To Sell to AT&T would, for BT, be the equivalent of inviting a worst enemy into your own backyard.

Here is a company that would give BT a run for its money. Indeed, the danger for BT in this takeover is that the regulatory price of the deal would be the establishment of a far more threatening rival in its own domestic market than presently exists.

This obvious downside probably doesn't outweigh the supposed benefits on the international side, but it is a mighty powerful consideration that could alter the arithmetic of the takeover appreciably. There is also a quite separate regulatory problem in selling to AT&T. The Government would be reluctant to allow a US takeover of such a key British telecoms company while the US prevents British companies from controlling US telecom players.

Until the Government reaches a conclusion on these key regulatory issues, it is hard to see how the deal can be moved forward, however close the two sides are on agreeing terms.

Labour facing two ways on Railtrack

Clare Short's contribution to the Railtrack privatisation prospectus sounds tough at first glance. There is a smell of old Labour in its talk of clawbacks, public ownership, redirection of subsidies, intervention in investment and political control of the regulator.

But on a second reading it looks not so much tough as facing in two contradictory directions. The policy contains some tough nuggets, including a much enhanced version of what the City has come to call regulatory risk for rail investors.

John Swift, the rail regulator, will be brought under direct political control and his wings clipped, with ministers given greater power to remove him from office. This appears to be on the grounds that the railways are different from other utilities in that they rely on taxpayers' money.

Ministerial interference is something extra for investors to worry about in the Railtrack privatisation. On the other hand, Professor Stephen Littlechild, the electricity regulator, has managed to cause plenty of disruption in the markets all by himself, without any help from Government. Investors in utilities have grown accustomed to a rough ride and will probably take this in their stride.

Property development profits will be curbed, with the company allowed to keep substantially less than the 75 per cent the regulator has agreed. But that probably won't give too much concern, either. Property income is about pounds 120m a year, the vast bulk is from rentals and analysts have not been factoring in any development bonanza to their Railtrack valuations.

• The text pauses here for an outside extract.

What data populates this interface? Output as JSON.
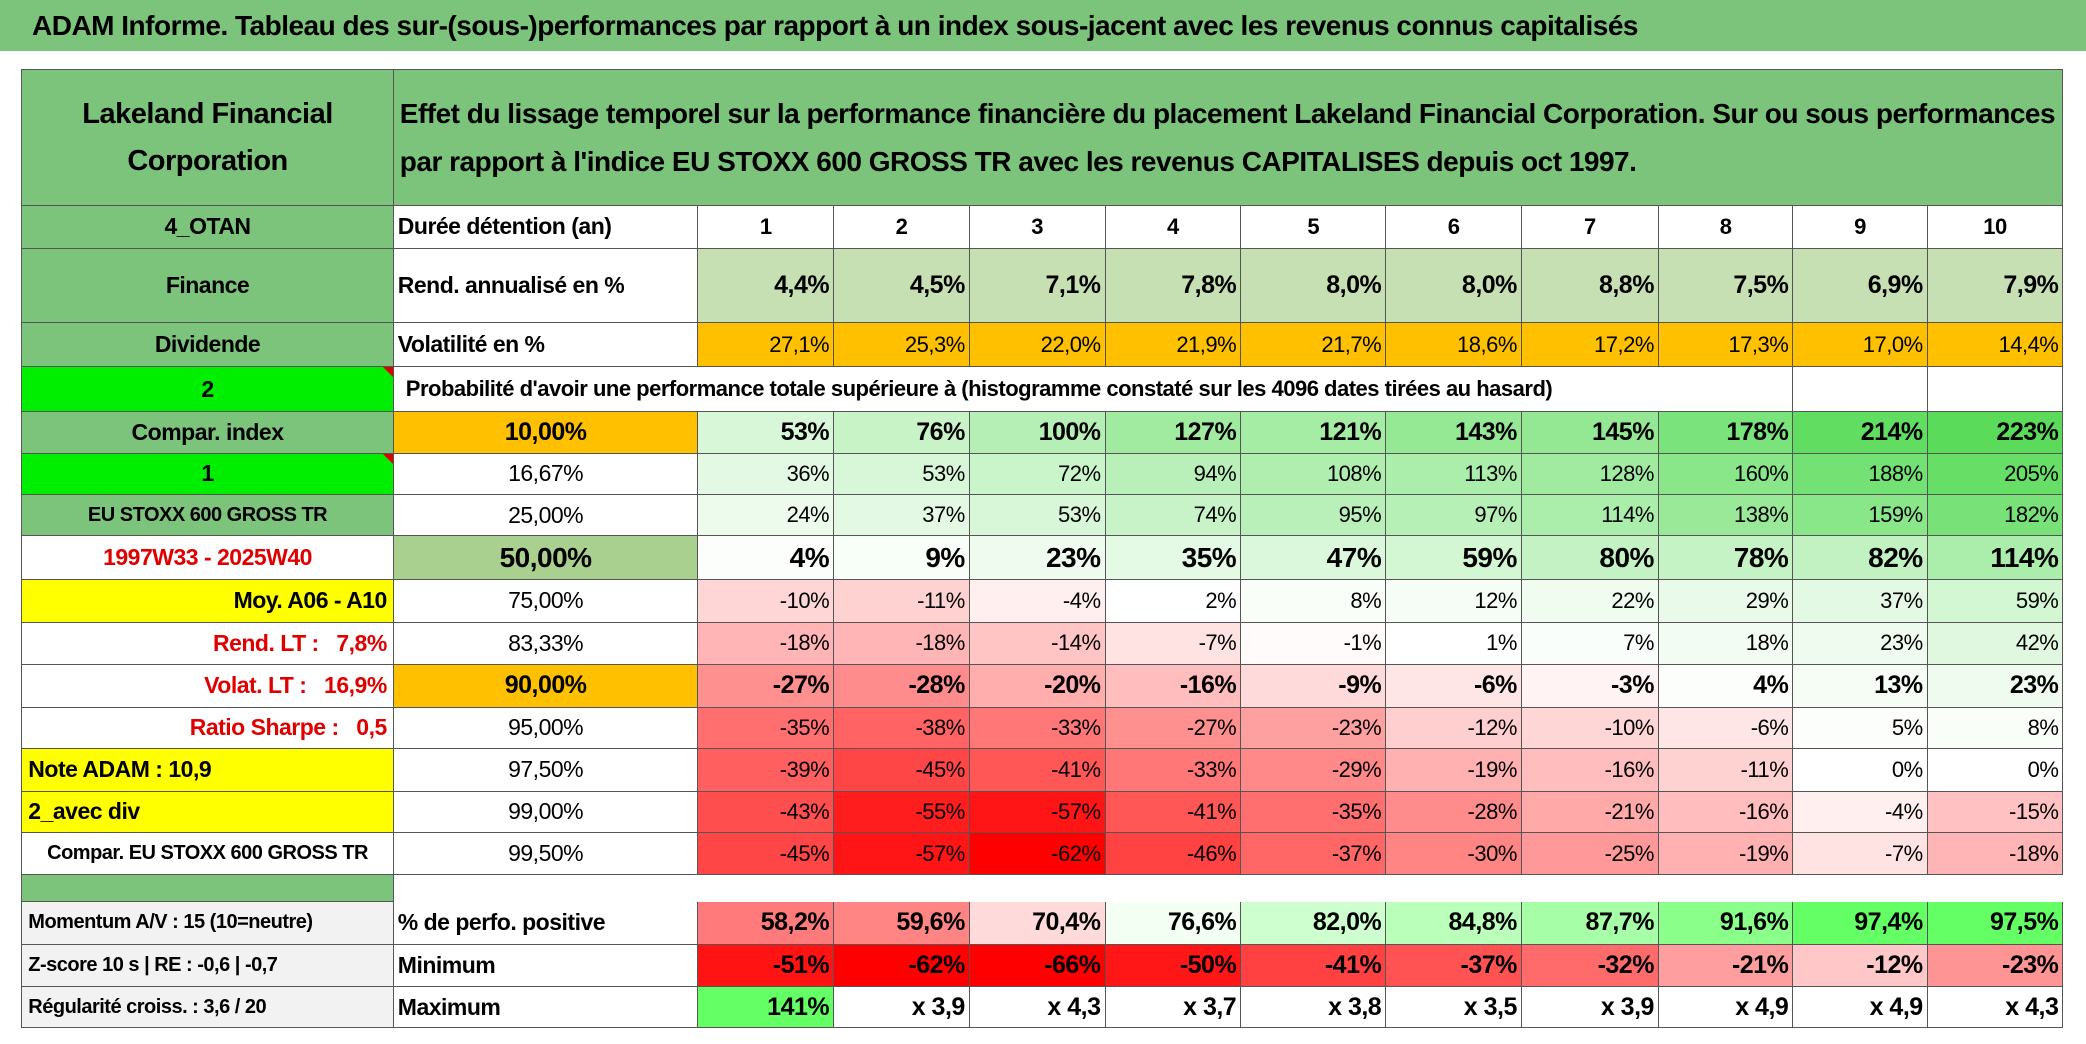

The lottery element in buying the shares will be removed - there will not even be an outside possibility of huge windfall gains. But that will not knock a very large hole in valuations of the shares.

Elsewhere in the policy details too, there appears to be rather less than meets the eye. Labour will "dependent on the availability of resources, and as priorities allow, seek, by appropriate means, to extend public ownership and control over Railtrack". Translated, that means Gordon Brown will not let his transport colleagues promise a penny of extra public spending to renationalise the railways.

But the most important point, which you would expect from Tony Blair's New Labour, is that there will be no expropriation of assets or abrogation of contracts. Ms Short says: "There is no question of existing contracts being cancelled against the wishes of the parties to them. Rather, the mechanisms which the existing contracts already provide for will be used to their full potential. The exercise of these powers will not involve the expenditure of public money."

Since the present relationship between train franchisees and Railtrack - including the way access charges are set - is enshrined in a web of detailed contracts, this appears to put off any radical change until the franchises expire in seven to 15 years' time.

In other words, Ms Short may want to redirect subsidies from the franchise companies to Railtrack to exert more control over the system, but she is committed to doing nothing unless the companies involved agree to renegotiate.

The end result of Labour's proposals is additional uncertainty that may deprive taxpayers by marginally reducing the Railtrack sale price. But it will not stop the sale, the action promised by John Prescott, deputy leader, when he first set out Labour's stall on rail privatisation.